GOOGLE_API_KEY / ANTHROPIC_API_KEY not set

Error: GOOGLE_API_KEY or GEMINI_API_KEY environment variable must be set

Set the API key for your chosen provider. The harness checks for GOOGLE_API_KEY or GEMINI_API_KEY (either works) for Gemini, and ANTHROPIC_API_KEY for Claude.

Cannot auto-detect provider for model

ValueError: Cannot auto-detect provider for model 'my-custom-model'.
Set 'provider' explicitly in config.yaml.

The harness auto-detects providers by model name prefix: gemini-* → Google, claude-* → Anthropic. For custom models, set provider: my_agent explicitly in config.yaml.

No scenario files found

FileNotFoundError: No scenario files found matching scenarios/rt*.json

When using --scenario all, the runner globs for scenarios/rt*.json. Make sure your custom scenario files either match this pattern (e.g., rt7_custom.json) or pass the path explicitly (--scenario scenarios/my_scenario.json).

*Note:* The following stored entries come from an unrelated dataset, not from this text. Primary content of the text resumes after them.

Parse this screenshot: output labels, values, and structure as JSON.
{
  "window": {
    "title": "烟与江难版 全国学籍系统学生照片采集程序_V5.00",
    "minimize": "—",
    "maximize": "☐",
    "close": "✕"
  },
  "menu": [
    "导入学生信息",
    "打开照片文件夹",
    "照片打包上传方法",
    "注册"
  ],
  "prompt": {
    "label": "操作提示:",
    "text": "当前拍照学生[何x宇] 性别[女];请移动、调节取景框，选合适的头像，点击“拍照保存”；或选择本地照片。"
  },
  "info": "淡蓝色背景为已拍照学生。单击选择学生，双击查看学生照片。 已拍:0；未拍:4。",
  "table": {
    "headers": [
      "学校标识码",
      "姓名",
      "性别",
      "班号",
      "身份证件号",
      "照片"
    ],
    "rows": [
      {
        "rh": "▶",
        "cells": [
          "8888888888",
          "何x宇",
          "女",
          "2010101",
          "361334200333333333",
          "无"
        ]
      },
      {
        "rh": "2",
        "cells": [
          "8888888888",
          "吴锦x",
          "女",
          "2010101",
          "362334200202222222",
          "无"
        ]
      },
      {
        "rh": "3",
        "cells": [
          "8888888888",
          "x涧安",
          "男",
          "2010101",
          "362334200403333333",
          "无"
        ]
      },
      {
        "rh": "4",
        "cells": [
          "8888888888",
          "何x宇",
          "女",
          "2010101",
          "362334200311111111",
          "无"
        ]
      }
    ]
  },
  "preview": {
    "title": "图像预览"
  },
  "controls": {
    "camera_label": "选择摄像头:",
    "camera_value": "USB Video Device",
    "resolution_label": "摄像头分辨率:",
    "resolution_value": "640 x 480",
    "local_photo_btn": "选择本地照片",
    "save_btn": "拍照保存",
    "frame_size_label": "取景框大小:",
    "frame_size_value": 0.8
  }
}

Agent hits max turns without completing

If traces show "outcome": "max_turns_exceeded", increase max_turns in config.yaml or investigate whether the agent is stuck in a tool-call loop. The circuit breaker (threshold: 3 consecutive failures, 5s backoff) should prevent infinite retry storms under the haarf condition.

Paraphrase selection seems non-random

Paraphrase selection is deterministic by design. The seed for trial i is base_seed + i. With 5 paraphrases and N=50, each paraphrase is used ~10 times. Use different --seed values to get different selection patterns.